Last week, the National Labor Relations Board’s general counsel announced its position that McDonald’s Corporation can be considered a joint employer with its franchisees for purposes of unfair labor practice claims. This position reverses decades of established law with respect to franchisor/franchisee liabilities for labor and employment claims, and if upheld could cause significant disruption among franchised businesses.
McDonald’s has been the subject of numerous recent NLRB complaints, including claims that employees who sought to unionize restaurants were discriminated against, harassed or terminated. The NLRB only has legal jurisdiction over employers, and traditionally, the franchisor has not been defined as an employer for purposes of labor law coverage. Franchisors typically do not exercise control over the terms and conditions of their franchisee’s employees and therefore are not considered statutory employers.

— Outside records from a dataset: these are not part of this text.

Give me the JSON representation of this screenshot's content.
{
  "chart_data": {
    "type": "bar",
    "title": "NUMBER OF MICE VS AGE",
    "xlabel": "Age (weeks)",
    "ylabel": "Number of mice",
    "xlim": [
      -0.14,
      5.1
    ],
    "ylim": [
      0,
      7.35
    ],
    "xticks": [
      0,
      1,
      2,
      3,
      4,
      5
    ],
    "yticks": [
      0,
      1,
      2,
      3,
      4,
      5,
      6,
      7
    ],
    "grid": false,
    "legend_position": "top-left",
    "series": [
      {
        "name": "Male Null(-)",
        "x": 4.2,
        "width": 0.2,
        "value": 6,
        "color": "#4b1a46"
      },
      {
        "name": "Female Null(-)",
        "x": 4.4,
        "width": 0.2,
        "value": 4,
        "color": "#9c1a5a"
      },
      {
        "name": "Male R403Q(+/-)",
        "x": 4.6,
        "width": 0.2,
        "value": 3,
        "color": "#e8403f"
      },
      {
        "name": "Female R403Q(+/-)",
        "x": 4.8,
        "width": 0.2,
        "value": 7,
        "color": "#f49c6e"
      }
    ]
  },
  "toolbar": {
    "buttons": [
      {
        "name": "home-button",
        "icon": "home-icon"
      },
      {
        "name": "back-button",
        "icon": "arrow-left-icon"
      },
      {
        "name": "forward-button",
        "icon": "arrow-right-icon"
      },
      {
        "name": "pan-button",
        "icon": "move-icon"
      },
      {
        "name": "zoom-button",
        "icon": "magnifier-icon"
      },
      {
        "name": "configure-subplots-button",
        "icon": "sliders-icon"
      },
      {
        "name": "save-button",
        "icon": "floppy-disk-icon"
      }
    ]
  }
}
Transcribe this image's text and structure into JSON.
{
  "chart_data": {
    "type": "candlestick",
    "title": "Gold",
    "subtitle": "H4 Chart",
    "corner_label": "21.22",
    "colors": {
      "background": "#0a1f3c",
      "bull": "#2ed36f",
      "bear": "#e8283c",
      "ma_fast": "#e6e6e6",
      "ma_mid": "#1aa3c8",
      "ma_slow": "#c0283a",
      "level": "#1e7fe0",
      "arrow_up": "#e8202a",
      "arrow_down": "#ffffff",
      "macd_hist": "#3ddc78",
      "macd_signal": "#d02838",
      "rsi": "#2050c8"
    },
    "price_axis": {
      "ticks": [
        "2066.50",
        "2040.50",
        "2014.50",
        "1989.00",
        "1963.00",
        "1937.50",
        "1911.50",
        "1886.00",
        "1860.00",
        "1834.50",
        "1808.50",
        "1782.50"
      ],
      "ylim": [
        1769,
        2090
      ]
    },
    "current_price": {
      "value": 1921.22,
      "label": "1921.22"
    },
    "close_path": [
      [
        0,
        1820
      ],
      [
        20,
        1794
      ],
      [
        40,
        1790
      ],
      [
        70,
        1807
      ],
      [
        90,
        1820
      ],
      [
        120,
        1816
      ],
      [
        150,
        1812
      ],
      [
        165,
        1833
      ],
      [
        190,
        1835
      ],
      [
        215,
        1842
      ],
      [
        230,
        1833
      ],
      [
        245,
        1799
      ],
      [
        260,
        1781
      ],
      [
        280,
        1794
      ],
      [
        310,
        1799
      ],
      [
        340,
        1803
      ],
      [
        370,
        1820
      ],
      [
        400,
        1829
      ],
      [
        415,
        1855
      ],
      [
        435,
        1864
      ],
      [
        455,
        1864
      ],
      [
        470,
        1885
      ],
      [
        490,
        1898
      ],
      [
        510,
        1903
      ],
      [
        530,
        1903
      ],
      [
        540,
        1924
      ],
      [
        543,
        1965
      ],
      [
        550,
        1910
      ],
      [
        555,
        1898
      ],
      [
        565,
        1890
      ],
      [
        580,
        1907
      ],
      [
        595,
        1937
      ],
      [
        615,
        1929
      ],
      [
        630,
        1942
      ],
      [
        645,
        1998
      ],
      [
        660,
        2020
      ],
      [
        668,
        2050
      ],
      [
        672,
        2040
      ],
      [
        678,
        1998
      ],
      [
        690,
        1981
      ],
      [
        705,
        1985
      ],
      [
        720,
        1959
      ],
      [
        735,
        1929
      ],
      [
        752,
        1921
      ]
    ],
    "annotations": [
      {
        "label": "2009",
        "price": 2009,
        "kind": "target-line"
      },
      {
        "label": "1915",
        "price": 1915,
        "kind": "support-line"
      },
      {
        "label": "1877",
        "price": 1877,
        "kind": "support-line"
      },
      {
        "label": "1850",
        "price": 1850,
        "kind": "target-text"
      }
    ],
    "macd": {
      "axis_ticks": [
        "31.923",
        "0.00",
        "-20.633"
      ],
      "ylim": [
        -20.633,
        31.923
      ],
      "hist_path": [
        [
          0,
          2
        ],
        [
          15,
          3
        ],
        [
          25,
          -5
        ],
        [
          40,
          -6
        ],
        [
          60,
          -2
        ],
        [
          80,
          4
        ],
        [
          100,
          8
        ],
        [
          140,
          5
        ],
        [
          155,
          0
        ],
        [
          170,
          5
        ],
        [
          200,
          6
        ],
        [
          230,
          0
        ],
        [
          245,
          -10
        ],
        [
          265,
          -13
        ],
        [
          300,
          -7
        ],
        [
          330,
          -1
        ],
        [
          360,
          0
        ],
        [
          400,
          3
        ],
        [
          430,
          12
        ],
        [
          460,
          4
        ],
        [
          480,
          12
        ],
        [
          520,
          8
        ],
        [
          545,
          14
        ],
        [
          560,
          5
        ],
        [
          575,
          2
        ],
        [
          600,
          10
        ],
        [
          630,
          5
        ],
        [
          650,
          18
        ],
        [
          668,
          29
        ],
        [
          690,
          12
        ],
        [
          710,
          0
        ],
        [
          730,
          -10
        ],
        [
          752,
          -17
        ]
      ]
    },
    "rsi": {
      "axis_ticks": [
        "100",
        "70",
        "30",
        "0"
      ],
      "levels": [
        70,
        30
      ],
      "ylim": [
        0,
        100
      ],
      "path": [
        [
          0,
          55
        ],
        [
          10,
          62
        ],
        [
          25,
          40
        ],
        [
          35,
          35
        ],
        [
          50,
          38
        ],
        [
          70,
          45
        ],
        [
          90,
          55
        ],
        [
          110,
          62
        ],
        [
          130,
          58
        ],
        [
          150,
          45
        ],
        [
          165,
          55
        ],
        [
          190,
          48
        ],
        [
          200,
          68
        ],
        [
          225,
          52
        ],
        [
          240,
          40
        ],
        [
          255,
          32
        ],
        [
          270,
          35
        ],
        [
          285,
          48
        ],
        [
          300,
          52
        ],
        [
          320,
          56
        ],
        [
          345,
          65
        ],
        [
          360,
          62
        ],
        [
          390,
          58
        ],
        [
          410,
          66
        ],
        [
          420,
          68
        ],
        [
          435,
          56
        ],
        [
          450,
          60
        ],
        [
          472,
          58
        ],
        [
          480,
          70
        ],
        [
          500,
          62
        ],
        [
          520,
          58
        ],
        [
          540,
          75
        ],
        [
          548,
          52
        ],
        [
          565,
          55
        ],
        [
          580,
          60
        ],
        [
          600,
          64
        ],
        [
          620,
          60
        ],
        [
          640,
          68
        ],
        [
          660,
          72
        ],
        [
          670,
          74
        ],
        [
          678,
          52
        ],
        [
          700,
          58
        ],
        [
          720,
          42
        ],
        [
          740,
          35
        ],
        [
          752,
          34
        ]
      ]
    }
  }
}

The NLRB general counsel is now taking the position that McDonald’s and the franchisee are joint employers that are both equally liable for unfair labor practice claims. The general counsel justifies this position by claiming that in McDonald’s case, the franchise agreement allows it to exercise sufficient control over employment matters for the parent company to be considered a joint employer. This includes visits by McDonald’s to franchised locations, and assessments of the franchisee that include its training, scheduling, wage rates, retention and other employment criteria.
McDonald’s immediately announced its intent to oppose this characterization. The general counsel’s legal position is not necessarily that of the full NLRB. It will be subject to review by the Board and eventually by federal courts. However, this announcement means that franchisors are immediately subject to prosecution of unfair labor practice claims by the NLRB general counsel. If upheld, this means that franchisors could be jointly and severally liable for labor violations by their franchisees.